Circunstancialmente, Cadderly se dio cuenta mientras Brennan se dirigía a la puerta, que las sombras se habían empezado a formar de nuevo. Las carcajadas de Cadderly hicieron que Brennan se diera media vuelta.
—¿No se lo dirás a mi padre? —imploró.
Cadderly le hizo un gesto para que se fuera, reprimiendo la necesidad de echarse a reír. Brennan vaciló, perplejo. Se relajó casi de inmediato, recordándose a sí mismo que Cadderly era su amigo. Una sonrisa apareció en su cara al mismo tiempo que una bailarina aparecía en su hombro. Chasqueó los dedos y desapareció con presteza de la habitación.
Cadderly se quedó mirando la puerta cerrada y las acusadoras migas del suelo junto a su mesilla de noche.
Las cosas le habían parecido demasiado obvias, lo que había pasado en su habitación cuando estaba dormido, y las intenciones de Brennan para una noche de diabluras. Tan obvio, y con todo, Cadderly sabía que no debería serlo.

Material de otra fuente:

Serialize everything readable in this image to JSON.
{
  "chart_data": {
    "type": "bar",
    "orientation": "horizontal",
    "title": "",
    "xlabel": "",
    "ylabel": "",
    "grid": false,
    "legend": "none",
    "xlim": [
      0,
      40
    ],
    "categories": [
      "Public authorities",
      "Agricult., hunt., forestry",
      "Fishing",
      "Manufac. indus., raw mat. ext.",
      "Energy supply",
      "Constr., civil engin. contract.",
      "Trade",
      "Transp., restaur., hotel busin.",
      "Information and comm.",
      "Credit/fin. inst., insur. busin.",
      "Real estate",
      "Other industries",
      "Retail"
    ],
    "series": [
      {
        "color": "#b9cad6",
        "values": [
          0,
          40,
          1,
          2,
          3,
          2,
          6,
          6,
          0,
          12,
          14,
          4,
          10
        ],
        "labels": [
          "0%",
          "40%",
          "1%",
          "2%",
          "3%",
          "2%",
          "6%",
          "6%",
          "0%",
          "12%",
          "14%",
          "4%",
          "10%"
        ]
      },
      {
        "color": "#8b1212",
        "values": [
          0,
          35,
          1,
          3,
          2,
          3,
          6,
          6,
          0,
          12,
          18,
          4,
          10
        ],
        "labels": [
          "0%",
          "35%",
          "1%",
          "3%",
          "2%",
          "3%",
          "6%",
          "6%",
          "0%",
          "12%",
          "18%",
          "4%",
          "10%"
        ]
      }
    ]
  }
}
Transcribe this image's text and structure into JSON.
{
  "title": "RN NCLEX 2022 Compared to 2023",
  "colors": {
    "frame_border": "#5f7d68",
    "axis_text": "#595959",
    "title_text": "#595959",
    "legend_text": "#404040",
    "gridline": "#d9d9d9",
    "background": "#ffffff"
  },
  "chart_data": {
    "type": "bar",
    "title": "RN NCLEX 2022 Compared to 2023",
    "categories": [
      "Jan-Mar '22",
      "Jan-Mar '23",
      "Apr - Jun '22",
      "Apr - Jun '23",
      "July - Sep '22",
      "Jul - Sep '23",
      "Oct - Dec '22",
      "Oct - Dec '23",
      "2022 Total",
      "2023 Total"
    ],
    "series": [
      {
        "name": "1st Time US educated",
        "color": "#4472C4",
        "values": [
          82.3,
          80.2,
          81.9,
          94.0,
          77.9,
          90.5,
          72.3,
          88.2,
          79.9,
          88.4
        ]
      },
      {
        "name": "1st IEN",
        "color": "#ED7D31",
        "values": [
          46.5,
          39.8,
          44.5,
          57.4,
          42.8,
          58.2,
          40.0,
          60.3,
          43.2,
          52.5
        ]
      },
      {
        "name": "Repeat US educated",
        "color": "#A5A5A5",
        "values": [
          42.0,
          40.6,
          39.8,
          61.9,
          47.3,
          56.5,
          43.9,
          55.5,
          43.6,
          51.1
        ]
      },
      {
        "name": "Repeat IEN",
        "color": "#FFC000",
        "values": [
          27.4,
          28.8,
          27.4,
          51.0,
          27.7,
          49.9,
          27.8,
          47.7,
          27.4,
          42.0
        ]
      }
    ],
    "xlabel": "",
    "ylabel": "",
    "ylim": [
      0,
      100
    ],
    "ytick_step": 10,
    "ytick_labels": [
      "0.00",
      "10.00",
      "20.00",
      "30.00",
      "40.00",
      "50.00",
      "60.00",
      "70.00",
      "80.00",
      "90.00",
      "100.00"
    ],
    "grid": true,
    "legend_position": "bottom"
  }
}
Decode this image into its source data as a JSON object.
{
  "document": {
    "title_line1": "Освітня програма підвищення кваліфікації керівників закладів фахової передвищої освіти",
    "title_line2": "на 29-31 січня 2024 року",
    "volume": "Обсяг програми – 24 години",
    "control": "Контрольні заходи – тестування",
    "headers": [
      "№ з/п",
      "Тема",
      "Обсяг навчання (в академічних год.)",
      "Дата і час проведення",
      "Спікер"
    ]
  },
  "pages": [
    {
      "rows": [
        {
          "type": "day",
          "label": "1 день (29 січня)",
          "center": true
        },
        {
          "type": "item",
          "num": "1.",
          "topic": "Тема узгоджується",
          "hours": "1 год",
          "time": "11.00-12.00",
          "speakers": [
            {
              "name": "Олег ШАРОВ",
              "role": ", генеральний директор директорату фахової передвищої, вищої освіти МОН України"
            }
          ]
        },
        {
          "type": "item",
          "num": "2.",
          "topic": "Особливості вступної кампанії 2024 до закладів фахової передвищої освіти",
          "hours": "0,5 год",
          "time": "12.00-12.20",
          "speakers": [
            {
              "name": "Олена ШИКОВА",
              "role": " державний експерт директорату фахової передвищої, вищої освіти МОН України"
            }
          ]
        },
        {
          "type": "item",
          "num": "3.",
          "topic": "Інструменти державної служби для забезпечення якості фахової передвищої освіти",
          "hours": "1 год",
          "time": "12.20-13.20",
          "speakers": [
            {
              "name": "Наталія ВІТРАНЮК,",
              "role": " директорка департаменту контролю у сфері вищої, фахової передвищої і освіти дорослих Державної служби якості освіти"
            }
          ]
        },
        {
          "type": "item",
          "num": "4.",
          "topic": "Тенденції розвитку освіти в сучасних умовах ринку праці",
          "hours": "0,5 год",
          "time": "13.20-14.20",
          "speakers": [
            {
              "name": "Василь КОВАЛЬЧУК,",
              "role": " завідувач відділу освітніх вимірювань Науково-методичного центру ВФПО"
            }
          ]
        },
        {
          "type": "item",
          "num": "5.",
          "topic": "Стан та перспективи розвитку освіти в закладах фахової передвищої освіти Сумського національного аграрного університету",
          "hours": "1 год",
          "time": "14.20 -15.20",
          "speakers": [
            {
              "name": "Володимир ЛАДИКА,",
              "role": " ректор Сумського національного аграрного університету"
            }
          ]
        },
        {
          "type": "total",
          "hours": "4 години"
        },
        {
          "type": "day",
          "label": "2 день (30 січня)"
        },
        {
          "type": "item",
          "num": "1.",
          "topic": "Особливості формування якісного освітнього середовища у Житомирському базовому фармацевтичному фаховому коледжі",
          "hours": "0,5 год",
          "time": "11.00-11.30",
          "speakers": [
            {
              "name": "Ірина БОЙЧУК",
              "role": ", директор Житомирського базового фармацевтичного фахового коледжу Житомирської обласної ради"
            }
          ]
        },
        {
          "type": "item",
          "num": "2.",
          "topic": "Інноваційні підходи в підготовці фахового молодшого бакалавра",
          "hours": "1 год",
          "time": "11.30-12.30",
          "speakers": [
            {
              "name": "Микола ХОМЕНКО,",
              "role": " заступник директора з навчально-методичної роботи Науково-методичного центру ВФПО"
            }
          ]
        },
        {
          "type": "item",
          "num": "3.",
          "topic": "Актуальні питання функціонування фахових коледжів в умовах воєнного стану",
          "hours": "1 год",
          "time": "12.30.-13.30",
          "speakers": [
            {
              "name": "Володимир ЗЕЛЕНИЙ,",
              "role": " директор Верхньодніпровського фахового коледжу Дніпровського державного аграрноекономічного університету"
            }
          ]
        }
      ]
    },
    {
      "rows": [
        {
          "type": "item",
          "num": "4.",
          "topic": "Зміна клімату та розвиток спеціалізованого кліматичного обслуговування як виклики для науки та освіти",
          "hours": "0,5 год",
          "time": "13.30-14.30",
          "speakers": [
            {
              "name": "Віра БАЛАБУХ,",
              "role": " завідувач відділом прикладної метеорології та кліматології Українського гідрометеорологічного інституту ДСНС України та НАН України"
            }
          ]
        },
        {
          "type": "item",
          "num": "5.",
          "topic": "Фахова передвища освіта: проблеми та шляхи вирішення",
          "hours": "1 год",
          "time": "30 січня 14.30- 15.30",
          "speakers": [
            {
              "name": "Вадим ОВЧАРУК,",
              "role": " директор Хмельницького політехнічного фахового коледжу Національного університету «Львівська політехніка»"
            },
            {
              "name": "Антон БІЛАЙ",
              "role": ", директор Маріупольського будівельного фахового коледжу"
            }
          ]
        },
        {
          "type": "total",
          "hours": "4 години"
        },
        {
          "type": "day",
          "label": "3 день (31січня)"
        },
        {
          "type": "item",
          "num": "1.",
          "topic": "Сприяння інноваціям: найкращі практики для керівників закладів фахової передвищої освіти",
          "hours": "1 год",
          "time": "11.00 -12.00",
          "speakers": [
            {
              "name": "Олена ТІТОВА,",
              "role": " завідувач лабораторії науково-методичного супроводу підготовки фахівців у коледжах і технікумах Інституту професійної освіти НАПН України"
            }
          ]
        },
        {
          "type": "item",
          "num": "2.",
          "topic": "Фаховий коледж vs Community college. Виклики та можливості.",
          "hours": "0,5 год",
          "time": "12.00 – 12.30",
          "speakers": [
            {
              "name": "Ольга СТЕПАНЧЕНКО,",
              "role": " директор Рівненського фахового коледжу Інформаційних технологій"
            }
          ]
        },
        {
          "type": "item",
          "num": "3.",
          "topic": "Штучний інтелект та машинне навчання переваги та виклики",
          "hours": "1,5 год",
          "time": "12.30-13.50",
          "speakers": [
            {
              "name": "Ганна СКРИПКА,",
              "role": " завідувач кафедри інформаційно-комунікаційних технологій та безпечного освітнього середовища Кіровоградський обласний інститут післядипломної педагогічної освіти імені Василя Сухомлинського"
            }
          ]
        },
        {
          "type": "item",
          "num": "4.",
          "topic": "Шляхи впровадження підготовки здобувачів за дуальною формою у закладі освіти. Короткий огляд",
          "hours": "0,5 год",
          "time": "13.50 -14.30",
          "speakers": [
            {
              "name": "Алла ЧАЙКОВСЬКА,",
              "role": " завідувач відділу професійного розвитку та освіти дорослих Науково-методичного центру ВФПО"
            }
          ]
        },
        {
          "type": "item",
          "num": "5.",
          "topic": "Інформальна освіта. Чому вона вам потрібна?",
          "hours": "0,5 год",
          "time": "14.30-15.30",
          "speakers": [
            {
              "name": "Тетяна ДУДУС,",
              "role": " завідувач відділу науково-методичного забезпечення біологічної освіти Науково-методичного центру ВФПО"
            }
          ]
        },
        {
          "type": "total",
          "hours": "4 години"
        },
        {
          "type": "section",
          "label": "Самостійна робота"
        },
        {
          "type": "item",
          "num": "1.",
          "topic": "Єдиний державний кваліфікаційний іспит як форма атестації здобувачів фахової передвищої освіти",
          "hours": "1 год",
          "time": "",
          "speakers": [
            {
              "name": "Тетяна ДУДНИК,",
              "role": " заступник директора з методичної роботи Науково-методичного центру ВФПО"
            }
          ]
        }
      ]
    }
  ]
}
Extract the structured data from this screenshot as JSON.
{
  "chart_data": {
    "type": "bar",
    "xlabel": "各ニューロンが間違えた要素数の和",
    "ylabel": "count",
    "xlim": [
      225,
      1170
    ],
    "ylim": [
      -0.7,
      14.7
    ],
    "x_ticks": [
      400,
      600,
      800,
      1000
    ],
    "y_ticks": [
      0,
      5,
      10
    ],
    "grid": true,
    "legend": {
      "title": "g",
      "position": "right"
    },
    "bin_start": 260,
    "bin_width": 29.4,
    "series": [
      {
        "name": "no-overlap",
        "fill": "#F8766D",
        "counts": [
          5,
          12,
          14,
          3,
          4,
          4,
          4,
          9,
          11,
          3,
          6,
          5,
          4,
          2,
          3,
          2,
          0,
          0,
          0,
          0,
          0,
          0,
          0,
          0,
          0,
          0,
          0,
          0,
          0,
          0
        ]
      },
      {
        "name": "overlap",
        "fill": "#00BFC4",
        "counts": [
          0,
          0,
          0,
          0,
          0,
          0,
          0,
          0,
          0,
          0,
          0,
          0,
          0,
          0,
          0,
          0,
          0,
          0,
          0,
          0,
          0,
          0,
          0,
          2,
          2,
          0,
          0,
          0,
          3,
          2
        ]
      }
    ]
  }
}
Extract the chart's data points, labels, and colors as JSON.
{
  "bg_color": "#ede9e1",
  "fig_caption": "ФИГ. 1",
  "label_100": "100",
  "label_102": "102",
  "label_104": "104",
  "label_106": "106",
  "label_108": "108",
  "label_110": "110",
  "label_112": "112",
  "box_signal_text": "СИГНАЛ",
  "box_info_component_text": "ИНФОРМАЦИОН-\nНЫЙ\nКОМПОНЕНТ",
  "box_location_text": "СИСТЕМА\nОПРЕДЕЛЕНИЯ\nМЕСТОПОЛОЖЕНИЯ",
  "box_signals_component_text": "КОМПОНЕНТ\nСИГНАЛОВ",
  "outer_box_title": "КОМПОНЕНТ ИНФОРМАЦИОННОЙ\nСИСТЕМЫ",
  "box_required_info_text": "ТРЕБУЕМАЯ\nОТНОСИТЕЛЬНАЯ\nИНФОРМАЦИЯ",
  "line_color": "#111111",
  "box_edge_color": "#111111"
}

—¿Aurora? —susurró, buscando el significado—. ¿El ocaso? —tradujo Cadderly, y sacudió la cabeza lentamente; ¿qué tenía que ver el ocaso con las siluetas de chicas bailando en el hombro de Brennan?
El joven clérigo volvió a posar la mirada en el tomo. ¿Encontraría la respuesta allí?
Tuvo que forzarse a comer, recordarse que necesitaría toda su fuerza en las horas que le aguardaban. Poco después, con el hambre saciada y otra preocupación añadida, Cadderly volvió a sumergirse en el Tomo de la Armonía Universal.
Las páginas empezaron a pasar con la canción sonando sin descanso.